The eccentric part of the movement, or when you’re lowering the weight, is a great hamstring and low-back stretch. In general, a lot of people have weak and/or tight hamstrings, which can both contribute to low-back pain, adds Mansour. Doing moves that both strengthen and lengthen the hammies, like this one, can help alleviate tension.
If you’re doing a Romanian deadlift correctly, it “feels really good for most people,” adds DiSalvo. “Most people have a lot of tension in their back and spine and this move decompresses it a little bit.”
If you’re looking for even more lengthening, doing the move with your toes elevated, like Strijd demonstrates, can increase the stretch in the back of your legs, says Mansour.
Here’s how to do the Romanian deadlift, plus ideas for regressing and progressing the move.
- Start with a barbell, weighted bar, or set of dumbbells totaling 10 to 25 pounds. Keep in mind the weight will be much lighter compared to the load you’d lift with a regular deadlift.

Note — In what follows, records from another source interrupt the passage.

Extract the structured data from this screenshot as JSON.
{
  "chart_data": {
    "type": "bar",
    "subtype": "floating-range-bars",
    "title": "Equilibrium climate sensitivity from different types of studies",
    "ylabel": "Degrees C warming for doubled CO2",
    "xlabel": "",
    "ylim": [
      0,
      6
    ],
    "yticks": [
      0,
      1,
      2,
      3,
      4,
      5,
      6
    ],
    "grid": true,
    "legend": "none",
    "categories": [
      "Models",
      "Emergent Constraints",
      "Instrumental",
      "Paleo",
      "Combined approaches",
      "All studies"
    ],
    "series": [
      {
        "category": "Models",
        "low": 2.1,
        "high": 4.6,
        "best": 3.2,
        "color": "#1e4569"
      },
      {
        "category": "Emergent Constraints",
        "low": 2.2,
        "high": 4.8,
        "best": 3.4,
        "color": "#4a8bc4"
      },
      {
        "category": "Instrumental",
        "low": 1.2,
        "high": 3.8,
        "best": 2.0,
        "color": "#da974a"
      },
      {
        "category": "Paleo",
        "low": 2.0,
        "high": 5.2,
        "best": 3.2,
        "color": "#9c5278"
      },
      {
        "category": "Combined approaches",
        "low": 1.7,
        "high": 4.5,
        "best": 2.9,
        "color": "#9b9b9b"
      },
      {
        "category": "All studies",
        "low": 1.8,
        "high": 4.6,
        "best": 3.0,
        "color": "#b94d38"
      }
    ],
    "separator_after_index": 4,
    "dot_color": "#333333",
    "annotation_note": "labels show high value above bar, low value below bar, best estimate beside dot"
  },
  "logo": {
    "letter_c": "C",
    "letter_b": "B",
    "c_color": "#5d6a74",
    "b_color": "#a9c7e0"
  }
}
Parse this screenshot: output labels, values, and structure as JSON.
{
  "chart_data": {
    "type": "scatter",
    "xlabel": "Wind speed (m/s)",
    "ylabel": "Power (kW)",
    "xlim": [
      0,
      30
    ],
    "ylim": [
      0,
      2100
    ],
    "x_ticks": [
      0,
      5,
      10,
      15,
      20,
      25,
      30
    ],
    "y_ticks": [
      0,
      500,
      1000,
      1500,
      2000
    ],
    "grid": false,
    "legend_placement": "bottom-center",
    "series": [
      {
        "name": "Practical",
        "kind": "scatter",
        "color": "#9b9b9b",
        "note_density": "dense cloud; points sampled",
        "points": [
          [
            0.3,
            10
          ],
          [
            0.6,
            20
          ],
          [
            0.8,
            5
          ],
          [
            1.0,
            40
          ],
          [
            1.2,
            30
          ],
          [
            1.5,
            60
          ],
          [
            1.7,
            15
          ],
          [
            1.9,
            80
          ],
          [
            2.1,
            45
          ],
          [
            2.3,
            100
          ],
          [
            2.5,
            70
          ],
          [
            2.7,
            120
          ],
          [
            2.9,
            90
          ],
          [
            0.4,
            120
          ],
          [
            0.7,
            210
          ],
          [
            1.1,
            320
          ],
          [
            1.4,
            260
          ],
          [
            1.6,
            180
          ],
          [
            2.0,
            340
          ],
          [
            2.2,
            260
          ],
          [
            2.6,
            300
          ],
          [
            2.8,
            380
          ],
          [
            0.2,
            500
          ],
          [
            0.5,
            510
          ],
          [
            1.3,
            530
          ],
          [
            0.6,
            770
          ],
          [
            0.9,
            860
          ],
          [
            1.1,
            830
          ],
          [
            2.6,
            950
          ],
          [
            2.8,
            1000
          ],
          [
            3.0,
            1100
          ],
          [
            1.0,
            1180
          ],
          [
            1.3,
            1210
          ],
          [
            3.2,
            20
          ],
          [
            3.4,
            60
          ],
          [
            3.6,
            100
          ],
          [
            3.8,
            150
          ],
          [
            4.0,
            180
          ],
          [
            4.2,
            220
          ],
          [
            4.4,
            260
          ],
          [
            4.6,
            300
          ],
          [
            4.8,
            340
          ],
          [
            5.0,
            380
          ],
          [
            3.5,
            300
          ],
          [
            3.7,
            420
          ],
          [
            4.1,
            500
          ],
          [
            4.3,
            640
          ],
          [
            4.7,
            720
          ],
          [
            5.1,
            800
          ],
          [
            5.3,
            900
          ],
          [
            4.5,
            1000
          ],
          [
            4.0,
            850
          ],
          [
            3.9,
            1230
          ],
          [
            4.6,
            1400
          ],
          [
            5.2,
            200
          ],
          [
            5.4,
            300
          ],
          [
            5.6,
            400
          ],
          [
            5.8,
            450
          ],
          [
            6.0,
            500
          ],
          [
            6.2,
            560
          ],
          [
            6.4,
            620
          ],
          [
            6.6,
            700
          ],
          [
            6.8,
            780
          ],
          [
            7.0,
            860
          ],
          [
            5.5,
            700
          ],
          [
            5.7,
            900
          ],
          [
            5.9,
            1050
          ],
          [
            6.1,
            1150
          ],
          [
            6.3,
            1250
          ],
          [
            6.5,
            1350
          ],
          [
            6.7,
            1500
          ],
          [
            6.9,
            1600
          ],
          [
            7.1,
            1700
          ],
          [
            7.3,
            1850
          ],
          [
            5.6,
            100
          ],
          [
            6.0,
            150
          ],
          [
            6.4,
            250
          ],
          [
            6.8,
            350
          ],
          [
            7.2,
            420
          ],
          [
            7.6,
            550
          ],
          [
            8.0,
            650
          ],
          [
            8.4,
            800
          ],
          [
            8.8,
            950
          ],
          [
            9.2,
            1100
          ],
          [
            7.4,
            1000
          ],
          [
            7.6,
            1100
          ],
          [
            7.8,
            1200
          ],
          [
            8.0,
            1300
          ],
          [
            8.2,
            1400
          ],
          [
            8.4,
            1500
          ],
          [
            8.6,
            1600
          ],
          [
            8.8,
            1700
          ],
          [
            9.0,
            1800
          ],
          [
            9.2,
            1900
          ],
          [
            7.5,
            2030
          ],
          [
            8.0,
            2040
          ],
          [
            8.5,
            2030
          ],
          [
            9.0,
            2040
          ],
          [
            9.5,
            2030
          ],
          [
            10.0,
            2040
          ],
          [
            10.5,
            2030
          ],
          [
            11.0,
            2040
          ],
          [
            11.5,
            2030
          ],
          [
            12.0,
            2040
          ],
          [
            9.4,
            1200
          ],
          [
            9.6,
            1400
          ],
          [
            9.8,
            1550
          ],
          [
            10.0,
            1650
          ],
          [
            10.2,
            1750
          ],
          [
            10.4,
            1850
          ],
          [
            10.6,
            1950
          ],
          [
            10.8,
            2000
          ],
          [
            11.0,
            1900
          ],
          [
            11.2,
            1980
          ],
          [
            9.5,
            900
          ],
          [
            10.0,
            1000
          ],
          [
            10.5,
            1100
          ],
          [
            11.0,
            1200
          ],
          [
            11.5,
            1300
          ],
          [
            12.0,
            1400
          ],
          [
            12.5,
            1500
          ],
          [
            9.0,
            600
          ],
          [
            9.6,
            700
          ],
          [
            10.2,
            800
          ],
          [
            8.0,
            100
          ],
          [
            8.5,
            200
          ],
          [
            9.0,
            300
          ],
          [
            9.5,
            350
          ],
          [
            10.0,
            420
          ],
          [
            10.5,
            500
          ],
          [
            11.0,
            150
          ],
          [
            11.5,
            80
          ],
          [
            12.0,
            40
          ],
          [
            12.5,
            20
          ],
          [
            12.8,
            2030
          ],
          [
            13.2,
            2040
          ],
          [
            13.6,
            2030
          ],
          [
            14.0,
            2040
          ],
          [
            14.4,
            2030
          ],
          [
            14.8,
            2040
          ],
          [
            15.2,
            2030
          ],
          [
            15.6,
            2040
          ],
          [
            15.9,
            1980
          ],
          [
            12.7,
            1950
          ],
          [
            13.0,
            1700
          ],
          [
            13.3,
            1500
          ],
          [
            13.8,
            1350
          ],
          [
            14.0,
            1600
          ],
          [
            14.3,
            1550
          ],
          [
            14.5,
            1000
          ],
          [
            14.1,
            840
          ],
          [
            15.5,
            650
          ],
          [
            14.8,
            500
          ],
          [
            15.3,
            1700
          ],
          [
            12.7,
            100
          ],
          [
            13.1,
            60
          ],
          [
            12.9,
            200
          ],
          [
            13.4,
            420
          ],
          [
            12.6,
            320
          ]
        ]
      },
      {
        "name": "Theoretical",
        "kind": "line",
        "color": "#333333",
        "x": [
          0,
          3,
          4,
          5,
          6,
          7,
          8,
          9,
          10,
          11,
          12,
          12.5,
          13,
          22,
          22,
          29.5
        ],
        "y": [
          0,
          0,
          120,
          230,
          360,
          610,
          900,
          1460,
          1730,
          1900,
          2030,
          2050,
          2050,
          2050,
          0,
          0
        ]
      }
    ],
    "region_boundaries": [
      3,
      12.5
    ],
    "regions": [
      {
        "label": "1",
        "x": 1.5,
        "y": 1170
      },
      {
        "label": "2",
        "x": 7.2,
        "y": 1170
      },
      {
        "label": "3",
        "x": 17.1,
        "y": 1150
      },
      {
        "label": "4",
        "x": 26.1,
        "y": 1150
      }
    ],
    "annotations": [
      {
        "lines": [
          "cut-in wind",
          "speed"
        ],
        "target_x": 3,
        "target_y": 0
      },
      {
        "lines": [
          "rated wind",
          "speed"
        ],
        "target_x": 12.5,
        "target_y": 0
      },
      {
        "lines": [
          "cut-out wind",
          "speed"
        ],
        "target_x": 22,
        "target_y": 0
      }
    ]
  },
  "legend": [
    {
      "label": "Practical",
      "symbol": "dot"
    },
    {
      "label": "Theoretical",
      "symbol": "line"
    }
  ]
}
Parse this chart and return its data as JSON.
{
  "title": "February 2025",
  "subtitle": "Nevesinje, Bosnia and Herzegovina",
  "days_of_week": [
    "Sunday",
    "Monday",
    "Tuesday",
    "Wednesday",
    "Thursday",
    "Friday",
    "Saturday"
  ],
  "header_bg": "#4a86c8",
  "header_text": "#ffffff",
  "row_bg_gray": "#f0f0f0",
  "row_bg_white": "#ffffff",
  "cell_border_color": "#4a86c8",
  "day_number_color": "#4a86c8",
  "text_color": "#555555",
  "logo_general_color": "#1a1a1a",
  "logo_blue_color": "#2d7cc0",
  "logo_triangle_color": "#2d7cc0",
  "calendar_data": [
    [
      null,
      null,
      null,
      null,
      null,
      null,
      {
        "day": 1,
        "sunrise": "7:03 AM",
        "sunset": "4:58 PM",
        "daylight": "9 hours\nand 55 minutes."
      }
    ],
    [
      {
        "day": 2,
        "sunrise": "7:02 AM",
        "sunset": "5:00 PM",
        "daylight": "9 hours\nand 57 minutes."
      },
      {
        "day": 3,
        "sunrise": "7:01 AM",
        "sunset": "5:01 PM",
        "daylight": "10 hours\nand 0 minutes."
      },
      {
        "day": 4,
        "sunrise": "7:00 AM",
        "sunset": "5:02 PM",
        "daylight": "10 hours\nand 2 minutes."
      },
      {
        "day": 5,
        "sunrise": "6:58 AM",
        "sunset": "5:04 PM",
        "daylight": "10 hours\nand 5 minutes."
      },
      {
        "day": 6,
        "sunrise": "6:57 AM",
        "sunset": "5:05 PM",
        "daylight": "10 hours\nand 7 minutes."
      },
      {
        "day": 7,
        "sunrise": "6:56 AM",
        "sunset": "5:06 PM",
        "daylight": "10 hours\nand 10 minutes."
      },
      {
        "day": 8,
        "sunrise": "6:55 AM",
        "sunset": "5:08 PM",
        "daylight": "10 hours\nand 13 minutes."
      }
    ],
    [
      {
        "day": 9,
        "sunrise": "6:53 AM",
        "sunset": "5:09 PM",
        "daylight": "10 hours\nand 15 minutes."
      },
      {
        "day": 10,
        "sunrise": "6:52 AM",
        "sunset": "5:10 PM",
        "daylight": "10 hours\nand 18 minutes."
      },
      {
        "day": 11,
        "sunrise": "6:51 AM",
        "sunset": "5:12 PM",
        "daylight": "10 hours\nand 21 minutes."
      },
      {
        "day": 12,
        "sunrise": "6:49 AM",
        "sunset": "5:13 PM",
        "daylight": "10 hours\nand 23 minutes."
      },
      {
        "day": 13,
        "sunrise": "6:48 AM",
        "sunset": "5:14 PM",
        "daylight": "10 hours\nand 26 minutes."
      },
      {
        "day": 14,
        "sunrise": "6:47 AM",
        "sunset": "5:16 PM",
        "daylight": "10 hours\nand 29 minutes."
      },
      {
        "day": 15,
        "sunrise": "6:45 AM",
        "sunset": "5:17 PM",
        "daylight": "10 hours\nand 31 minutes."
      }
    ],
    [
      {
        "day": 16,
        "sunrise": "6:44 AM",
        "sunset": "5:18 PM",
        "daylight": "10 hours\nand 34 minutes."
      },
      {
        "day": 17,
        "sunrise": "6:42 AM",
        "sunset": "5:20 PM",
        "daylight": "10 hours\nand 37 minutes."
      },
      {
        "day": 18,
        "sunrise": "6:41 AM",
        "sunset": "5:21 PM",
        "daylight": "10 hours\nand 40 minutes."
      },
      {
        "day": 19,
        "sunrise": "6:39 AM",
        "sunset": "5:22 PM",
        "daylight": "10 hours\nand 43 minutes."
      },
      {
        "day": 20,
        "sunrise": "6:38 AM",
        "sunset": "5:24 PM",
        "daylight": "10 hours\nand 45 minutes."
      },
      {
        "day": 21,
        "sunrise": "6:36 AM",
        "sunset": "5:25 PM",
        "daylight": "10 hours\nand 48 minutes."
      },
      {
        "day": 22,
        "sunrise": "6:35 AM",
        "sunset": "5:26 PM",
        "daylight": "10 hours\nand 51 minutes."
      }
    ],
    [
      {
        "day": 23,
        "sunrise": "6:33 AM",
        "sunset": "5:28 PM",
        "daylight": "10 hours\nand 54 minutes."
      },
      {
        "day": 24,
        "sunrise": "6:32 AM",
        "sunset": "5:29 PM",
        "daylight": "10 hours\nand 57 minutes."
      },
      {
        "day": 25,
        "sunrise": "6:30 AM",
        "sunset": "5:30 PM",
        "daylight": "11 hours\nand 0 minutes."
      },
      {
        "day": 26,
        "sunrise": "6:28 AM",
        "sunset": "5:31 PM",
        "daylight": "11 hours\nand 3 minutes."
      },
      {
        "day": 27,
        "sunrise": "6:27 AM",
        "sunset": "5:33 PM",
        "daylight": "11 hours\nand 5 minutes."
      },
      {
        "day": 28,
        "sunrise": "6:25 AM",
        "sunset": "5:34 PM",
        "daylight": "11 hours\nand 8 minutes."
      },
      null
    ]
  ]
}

- Stand with your feet hip-width apart, knees slightly bent, holding the weight in front of your body with your arms straight along the front of your thighs.
- Hinge at your hips and push your butt back toward the wall behind you as you lower your body. Maintain stiffness and engagement throughout your body. Your knees may bend a tiny bit more; that's OK, but you shouldn't be bending them like you're lowering into a squat.
- Hold the weight(s) close to your legs as you descend. Pull back on your shoulder blades and do not let your back arch or round.
- Keeping your core tight, push through your heels to stand up straight. Keep the weight(s) close to your shins as you pull.
- Pause at the top and squeeze your butt.
- This is 1 rep. Do 10 reps. Rest for one minute and do 2 more sets of 10 reps each, resting one minute between each set.
As you move through the reps, make sure your weight stays concentrated in your heels—this will activate the back of your legs, says Mansour. Engage your core to straighten your spine (you don’t want a rounded or arched back), and pull your shoulders away from your ears so they aren’t hunched up, says Mansour.
The biggest mistakes DiSalvo sees with this move are leaning too far forward, not hinging at the hips, and holding the weight too far away from your legs. Think of the hip hinge as “a castle drawbridge,” says DiSalvo. “Your upper body lowers down and then back up with just a hinge at the hip.” In terms of the weight, it should be held “as close to your legs as possible,” he explains. “It’s even better if it touches your legs on the way down.”
To progress the move, you can add weight or slow down your reps to increase the time that your muscles are under tension, recommends DiSalvo. For example, instead of going down and up for one count each, you could lower for five counts and up for one. You could also try single-leg Romanian deadlifts or split-stance Romanian deadlifts to up the challenge.
On the other hand, if you have limited mobility or are otherwise tight in your glutes and/or hamstrings, bend your knees slightly more and think about pushing your hips farther back. “Your range of motion will be smaller, but as you gain strength, you’ll increase it,” says DiSalvo. Also, if it’s difficult to keep a good grip on the bar without your shoulders hiking forward, the weight might be too heavy. Regress to using just your bodyweight if needed, advises DiSalvo. With the Romanian deadlift, “good form—not weight—is what determines your progress,” he says.